The sector, which helped pull Greece out of the bailouts era in the past decade, has suffered a significant blow this year due to the virus pandemic. The summer season will start with a delay and the country will most likely not manage to break a new record for arrivals, as it did in previous years.
Considering that both China and Greece have managed to limit the scale of the pandemic within their territories, there is a great opportunity for Chinese tourists to make Greece their No.1 summer destination, especially since Greece will be the safest destination in Europe, Trigkas stressed.
Fanis Soulis, a tour operator who over the past eight years has been living and working in Beijing and continues to help enhance bilateral cooperation in tourism, has no doubt that this is a great opportunity for both sides.
“China has been the world’s largest market in outbound tourism since 2012, growing at a fast rate over the last decades.
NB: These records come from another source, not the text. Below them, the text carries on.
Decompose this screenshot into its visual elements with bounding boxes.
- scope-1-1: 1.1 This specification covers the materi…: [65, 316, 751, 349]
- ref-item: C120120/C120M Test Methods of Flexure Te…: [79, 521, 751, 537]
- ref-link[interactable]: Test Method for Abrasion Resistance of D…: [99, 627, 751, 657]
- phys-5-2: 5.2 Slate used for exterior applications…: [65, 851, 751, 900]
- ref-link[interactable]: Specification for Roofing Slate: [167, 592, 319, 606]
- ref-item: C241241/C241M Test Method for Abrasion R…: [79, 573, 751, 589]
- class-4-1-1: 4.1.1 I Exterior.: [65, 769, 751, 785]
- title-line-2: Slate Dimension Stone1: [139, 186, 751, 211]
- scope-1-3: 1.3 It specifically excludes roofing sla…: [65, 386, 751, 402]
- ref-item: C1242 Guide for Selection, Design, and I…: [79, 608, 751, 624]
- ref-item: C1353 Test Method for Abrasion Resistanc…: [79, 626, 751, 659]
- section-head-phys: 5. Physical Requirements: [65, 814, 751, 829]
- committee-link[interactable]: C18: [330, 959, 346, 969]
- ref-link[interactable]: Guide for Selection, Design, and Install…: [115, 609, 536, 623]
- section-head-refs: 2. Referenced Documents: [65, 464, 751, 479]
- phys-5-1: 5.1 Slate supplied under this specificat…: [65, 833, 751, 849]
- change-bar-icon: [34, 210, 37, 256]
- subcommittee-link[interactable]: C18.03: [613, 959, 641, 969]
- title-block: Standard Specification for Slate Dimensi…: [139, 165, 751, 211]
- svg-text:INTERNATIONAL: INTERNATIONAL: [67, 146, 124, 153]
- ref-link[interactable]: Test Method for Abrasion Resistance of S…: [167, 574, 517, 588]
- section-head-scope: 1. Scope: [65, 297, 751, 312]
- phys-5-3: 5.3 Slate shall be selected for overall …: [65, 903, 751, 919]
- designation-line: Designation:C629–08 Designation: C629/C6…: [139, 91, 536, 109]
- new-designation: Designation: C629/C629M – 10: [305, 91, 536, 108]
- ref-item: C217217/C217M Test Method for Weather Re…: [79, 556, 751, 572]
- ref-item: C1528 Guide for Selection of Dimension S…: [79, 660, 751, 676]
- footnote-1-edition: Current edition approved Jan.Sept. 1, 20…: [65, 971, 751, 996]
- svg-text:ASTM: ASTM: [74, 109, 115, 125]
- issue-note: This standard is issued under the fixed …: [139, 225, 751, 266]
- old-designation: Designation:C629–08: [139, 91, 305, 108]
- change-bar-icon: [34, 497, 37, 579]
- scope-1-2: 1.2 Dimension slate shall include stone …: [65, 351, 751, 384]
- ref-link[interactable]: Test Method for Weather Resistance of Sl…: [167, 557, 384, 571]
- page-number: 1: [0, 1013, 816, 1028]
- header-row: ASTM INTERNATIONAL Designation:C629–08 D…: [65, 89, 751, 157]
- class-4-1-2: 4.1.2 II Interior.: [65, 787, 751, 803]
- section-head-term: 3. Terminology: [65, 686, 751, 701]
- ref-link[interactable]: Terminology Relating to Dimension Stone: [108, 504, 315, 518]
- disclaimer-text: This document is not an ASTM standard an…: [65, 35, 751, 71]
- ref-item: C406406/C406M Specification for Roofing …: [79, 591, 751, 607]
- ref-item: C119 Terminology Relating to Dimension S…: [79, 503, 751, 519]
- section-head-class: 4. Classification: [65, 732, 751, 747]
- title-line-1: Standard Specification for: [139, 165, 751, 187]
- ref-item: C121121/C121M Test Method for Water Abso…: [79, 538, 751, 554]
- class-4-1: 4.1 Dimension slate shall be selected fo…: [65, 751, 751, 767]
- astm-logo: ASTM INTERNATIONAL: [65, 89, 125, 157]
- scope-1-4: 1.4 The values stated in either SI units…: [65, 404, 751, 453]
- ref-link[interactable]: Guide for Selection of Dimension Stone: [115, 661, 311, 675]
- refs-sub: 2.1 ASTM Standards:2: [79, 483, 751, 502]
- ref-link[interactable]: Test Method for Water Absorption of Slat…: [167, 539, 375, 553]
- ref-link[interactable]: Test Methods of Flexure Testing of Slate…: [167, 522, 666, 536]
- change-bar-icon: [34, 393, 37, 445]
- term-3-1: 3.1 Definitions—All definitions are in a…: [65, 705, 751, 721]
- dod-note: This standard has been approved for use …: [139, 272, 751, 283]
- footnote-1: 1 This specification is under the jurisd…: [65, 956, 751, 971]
As a tourism professional working in China for many years, I can reassure you that the majority of Chinese travellers favour and think highly of Greece as a tourism destination,” he said.
In order to make the most of this opportunity, Soulis suggested that Greece should modify its planning and operational model when it comes to attracting and welcoming Chinese travellers. He proposed, for example, more promotional campaigns targeting Chinese travellers special needs and introducing lesser-known destinations across Greece.